Index
62 Arbeitsmarktverwaltung;Norm
AlVG 1977 §49 Abs1;Betreff
Der Verwaltungsgerichtshof hat durch den Vorsitzenden Senatspräsident Dr. Puck und die Hofräte Dr. Sauberer, Dr. Gall, Dr. Stöberl und Dr. Handstanger als Richter, im Beisein des Schriftführers Mag. Böheimer, über die Beschwerde des AB in Wien, vertreten durch Dr. Alfred Nemetschke, Rechtsanwalt in 1010 Wien, Parkring 2, gegen den auf Grund eines Beschlusses des Ausschusses für Leistungsangelegenheiten ausgefertigten Bescheid der Landesgeschäftsstelle des Arbeitsmarktservice Wien vom 13. August 1999, Zl. LGSW/Abt. 10-AlV/1218/56/1998-86, betreffend Unterlassung einer Kontrollmeldung, zu Recht erkannt:
Spruch
Die Beschwerde wird als unbegründet abgewiesen.

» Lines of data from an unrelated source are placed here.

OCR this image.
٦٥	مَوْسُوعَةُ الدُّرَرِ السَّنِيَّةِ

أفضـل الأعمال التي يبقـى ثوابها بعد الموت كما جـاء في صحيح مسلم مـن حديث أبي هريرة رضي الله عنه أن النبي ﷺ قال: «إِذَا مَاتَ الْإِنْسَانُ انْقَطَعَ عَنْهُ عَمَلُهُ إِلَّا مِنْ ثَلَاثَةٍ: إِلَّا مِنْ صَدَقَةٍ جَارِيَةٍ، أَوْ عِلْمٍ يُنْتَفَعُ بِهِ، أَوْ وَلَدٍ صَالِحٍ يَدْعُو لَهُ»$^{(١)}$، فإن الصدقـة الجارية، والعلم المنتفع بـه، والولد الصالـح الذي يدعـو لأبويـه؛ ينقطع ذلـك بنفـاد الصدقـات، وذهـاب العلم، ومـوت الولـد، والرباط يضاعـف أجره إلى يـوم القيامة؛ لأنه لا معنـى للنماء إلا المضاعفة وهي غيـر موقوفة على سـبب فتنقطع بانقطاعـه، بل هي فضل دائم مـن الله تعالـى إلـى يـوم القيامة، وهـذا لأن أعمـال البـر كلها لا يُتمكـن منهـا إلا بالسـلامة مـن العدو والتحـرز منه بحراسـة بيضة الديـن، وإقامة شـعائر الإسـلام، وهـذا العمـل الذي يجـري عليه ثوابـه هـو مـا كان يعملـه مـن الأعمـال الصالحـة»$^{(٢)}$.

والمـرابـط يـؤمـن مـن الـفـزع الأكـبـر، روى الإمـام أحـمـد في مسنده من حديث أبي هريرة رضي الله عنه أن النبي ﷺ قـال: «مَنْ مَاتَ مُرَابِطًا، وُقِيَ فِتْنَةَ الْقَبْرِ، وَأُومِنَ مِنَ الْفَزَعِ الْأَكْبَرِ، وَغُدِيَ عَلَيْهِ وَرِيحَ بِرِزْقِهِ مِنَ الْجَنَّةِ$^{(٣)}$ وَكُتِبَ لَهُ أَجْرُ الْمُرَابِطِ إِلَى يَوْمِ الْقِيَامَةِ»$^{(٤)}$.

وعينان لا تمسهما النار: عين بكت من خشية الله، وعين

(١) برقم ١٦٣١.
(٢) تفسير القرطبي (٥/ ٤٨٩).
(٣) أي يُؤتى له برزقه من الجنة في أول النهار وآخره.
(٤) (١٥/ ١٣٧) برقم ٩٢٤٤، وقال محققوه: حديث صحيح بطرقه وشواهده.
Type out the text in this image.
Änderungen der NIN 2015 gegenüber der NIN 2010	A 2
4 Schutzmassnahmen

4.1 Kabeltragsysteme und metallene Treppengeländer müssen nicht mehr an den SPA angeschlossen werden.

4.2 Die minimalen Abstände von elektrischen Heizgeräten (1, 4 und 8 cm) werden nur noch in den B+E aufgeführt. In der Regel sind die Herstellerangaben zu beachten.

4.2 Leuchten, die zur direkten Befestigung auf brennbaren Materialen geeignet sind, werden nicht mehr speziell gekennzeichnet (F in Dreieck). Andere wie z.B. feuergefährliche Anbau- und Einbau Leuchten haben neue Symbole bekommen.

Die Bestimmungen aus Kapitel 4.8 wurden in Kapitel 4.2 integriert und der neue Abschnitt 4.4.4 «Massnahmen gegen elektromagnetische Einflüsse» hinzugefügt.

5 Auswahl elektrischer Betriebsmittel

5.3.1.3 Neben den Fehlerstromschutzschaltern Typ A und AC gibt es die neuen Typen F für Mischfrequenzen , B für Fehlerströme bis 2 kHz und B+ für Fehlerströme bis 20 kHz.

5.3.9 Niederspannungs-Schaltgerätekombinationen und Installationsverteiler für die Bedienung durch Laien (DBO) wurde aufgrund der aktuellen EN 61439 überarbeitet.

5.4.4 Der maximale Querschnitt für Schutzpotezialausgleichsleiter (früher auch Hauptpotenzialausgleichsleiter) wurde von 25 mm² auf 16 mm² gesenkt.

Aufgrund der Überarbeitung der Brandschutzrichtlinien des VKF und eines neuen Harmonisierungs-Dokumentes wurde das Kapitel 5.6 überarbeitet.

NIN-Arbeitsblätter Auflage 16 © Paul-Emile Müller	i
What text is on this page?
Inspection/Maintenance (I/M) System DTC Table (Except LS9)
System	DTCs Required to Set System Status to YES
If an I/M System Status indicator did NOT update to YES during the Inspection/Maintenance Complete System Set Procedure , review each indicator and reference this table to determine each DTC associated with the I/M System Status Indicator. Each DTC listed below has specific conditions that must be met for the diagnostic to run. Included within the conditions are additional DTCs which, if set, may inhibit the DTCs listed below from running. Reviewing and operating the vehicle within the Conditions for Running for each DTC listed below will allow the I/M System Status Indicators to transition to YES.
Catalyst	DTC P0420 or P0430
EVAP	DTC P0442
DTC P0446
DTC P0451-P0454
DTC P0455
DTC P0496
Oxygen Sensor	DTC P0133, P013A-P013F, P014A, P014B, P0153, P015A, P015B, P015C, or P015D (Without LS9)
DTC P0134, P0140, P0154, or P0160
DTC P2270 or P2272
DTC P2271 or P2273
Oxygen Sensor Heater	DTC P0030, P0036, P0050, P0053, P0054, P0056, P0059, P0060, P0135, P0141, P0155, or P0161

Der Beschwerdeführer hat dem Bund (Bundesministerium für Wirtschaft und Arbeit) Aufwendungen in der Höhe von S 4.565,-- binnen zwei Wochen bei sonstiger Exekution zu ersetzen.
Begründung
Mit Bescheid des Arbeitsmarktservice Versicherungsdienste Wien vom 26. März 1999 wurde ausgesprochen, dass der Beschwerdeführer gemäß § 49 Arbeitslosenversicherungsgesetz 1977 (AlVG) für den Zeitraum vom 1. März 1999 bis 21. März 1999 kein Arbeitslosengeld bzw. keine Notstandshilfe erhalte. Nach der Begründung habe er am 1. März 1999 die vorgeschriebene Kontrollmeldung nicht eingehalten und sich erst am 22. März 1999 wieder beim Arbeitsmarktservice gemeldet.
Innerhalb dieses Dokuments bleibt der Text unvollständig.